Internet Australia
- Formation: 1996
- Type: Non-profit organisation
- Legal status: Active
- Headquarters: Sydney
- Region served: Australia
- Website: www.internet.org.au

= Internet Australia =

Nonprofit representing Internet users

Internet Australia (previously known as the Internet Society of Australia) is the not-for-profit peak body representing everyone who uses the Internet. It is a broad member-based organisation not an industry lobby group. Its mission statement is Helping Shape Our Internet Future. It is the Australian chapter of the global Internet Society, often referred to as ISOC.

The organisation has been in existence since 1996. Internet Australia has made submissions and appeared before a range of inquiries held by the Australian Parliament. In 2015 Internet Australia organised the creation of a group called Parliamentary Friends of the Internet designed to provide a forum for providing information and guidance to MPs and Senators.

Geoff Huston was a Founding Member of the new ASIC-registered company that was incorporated on 15 November 1996, along with Hugh Irvine (Chair), Robert Kummerfield, Kate Lance, George Michaelson, Adrian Hill and Peter Elford. The Inaugural General Meeting of the Society was held on 27 November 1996; where the Articles of Association of the Society were modified and adopted and additional Directors to a total of 12, were duly elected. In the 12 December 1996 Directors Meeting it was resolved that the Society would become a Chapter of the Internet Society (ISOC) in 2026 Internet Australia has been a Chapter of ISOC for 30 years.

==== Previous Presidents of the Internet Society Chapter over the last 30 years: ====
Hugh Irvine - Inaugural Chair and Founding Member November 1996 - 1997

Geoff Huston - Board Chair from 1997 - 1998

Kate Lance - President from 1999 - 2000

Greg Watson - President from 2000 - 2001

Tony Hill - President from 2001 - 2011

Narelle Clark - President from 2011 - 2014

George Fong - President from 2014 - 2017

Paul Brooks - President from 2017 - 2024.

The organisation changed its name from Internet Society of Australia to Internet Australia. President George Fong commented at the time on the change "is designed to give the Society a more contemporary image in keeping with the board's determination to take a higher profile in fostering informed debate about Internet related issues."

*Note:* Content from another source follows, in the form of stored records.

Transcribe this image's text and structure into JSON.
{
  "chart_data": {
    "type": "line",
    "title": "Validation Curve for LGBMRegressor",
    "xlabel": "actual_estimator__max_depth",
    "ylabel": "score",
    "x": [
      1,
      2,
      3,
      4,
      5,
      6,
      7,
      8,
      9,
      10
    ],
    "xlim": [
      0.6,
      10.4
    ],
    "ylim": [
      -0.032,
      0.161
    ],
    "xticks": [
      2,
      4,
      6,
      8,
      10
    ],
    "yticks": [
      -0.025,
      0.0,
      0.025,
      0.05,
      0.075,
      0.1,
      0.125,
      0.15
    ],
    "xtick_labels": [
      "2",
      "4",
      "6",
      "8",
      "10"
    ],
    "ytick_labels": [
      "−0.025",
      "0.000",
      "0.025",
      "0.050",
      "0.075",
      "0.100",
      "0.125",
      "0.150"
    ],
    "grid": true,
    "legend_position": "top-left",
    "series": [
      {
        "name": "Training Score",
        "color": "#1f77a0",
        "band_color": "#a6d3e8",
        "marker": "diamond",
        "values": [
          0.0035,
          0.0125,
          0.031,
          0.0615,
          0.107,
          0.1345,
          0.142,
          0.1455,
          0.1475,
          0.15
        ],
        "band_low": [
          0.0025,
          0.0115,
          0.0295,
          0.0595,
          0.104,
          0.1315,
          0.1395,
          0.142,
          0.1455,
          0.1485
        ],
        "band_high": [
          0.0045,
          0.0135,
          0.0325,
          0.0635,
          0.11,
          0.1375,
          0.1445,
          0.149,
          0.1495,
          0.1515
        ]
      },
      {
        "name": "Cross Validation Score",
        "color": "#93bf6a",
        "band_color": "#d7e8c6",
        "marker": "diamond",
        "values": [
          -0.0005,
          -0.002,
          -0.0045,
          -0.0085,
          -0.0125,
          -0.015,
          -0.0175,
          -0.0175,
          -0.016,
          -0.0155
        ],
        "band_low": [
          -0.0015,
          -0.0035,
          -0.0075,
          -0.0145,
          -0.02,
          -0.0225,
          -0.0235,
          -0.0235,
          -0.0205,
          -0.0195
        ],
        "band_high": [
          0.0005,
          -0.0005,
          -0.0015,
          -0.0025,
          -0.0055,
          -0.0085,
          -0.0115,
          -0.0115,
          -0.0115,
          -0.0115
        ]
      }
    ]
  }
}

In September 2017 five of the board of Directors of Internet Australia indicated they would not seek re-election to allow the entity to renew itself. Dr Books was outspoken on the previous direction of Internet Australia and the outgoing executive director Laurie Patton.

The current Internet Australia Board Chair is Cheryl Langdon-Orr who was elected in December 2024, having served in a number of executive roles on the Board since the end of 2001.